Patrick Snellings, Aryan van der Leij, Henk Blok and Peter de Jong

University of Amsterdam patrick@educ.uva.nl

Abstract

Fast and accurate perception of speech is a core problem in developmental dyslexia (e.g. Joanisse, Manis & Seidenberg, 2000; Goswami et al., 2002). There has also been a growing body of evidence suggesting that in Dutch there is not just a problem with the perception of stop consonants (for the same problem in English see e.g. Tallal et al., 1996; Tallal, 2000), but also in perceiving consonant clusters (Van der Leij, Smeets & van Daal, 1990, Van der Leij & Van Daal, 1999, 2001; Struiksma, 2003). This paper reports on a study in which 20 dyslexic children, 20 reading age controlled readers and 20 normal reading children with the same chronological age were systematically tested on their speech perception abilities concerning isolated stop consonants and stop consonants within consonant clusters. Students were tested using two auditory processing tasks, which either required discrimination between two similar speech sounds or the detection of specific speech sounds in spoken words. Accuracy and response latencies were recorded. To control for frequency effects, both existing Dutch words and pseudo words were used.

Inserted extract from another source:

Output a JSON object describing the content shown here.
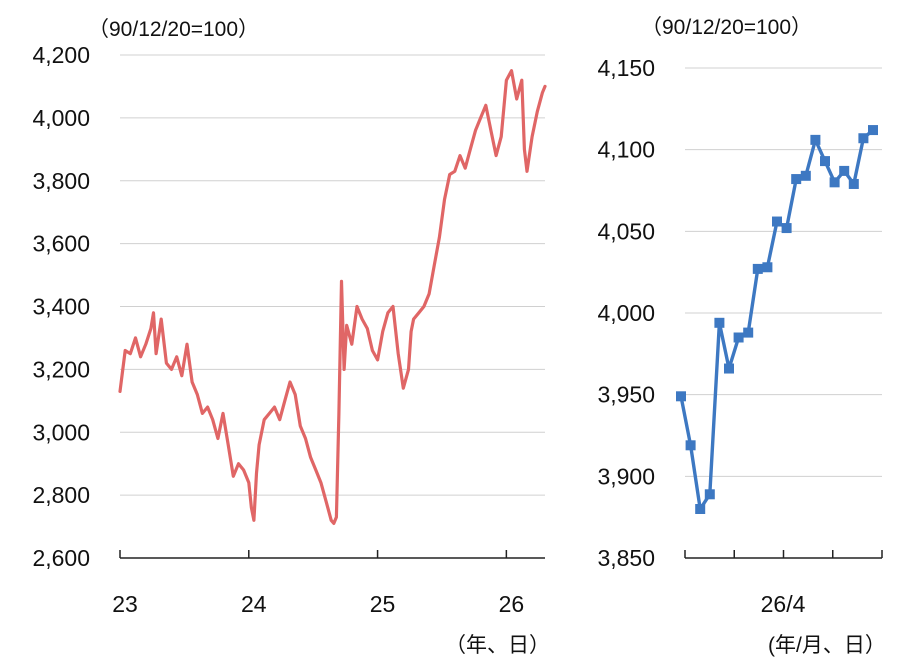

In the research literature claims have been made regarding the positive effects of acoustically enhanced speech for children with reading deficits (Stark & Heinz, 1996; Bradlow et al., 1999; for a review see Verhoeven & Segers, in press). The current study identifies the specific problem areas in speech perception for Dutch dyslexics. In addition, its results may guide the development of needs tailored intervention programmes.